Design of Real-Time Multiple Object Visual Detection and Tracking Systems

This thesis focuses on the task of Real-time visual object tracking, which given a video sequence, provides every object of interest with a unique identity and a trajectory across video frames. This is a fundamental task of many video analytics applications like traffic monitoring or video surveillance in general. Many real-life applications demand these systems for their integration in different architectures, especially: distributed ones and low power embedded devices. Two of the most noteworthy challenges for developing a distributed system for traffic monitoring are the real-time operation with hundreds of vehicles and the total occlusions which hinder the tracking of the vehicles. Our system deals with these two challenges based on three modules: detection, tracking, and data association. First, vehicles are identified through a deep learning-based detector. Second, tracking is performed with a combination of a Discriminative Correlation Filter and a Kalman Filter. This permits us to estimate the tracking error to make tracking more robust and reliable.
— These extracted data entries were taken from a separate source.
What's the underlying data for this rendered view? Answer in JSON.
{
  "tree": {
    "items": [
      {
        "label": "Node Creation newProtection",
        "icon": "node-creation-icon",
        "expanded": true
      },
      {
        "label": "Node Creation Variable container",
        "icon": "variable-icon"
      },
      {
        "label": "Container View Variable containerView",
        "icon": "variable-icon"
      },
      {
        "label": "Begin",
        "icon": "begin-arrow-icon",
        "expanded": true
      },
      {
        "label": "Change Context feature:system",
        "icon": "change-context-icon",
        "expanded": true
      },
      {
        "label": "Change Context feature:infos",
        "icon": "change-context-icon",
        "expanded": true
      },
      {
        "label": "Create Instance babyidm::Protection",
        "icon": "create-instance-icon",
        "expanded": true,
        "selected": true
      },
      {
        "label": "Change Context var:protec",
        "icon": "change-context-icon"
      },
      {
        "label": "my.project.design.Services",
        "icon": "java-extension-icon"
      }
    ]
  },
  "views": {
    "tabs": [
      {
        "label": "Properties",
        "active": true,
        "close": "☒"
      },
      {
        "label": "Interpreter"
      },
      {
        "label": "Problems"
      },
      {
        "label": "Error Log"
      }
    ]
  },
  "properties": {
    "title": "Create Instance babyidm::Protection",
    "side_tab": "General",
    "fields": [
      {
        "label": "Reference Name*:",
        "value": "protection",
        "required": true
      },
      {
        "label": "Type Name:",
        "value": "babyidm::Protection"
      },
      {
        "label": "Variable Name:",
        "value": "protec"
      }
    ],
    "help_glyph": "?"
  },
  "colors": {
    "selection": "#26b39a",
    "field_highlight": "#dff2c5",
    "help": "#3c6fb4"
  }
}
Finally, the data association through the Hungarian algorithm combines the information of the previous steps. To show the applicability of the system in real-life scenarios, we present two traffic application scenarios: anomaly detection in traffic monitoring and roundabout input/output analysis. The evaluation of the system has been performed with real-life video data sets with over 2,000 vehicles. The development of real-time multiple object tracking systems on low-power edge devices as IoT nodes, without compromising accuracy, is a challenge due to the limited computing capacity of said devices. For this purpose, a system has been designed that extends a joint architecture of tracking and detection by adding a module comprised of appearance-based and movement-based trackers that allow maintaining the identity of the objects of interest for longer periods while alleviating the burden of the detector. Our system is mapped onto an embedded GPU platform, cutting down power consumption significantly with respect to a server GPU. Tracking performance metrics show a 51.1\% in Multiple Object Tracking Accuracy (MOTA) on the MOT16 dataset. This, in conjunction with a real-time processing speed of 25.2 FPS for up to 45 simultaneous objects and low power consumption of 15W, make our system an ideal solution for a wide range of video analytics applications.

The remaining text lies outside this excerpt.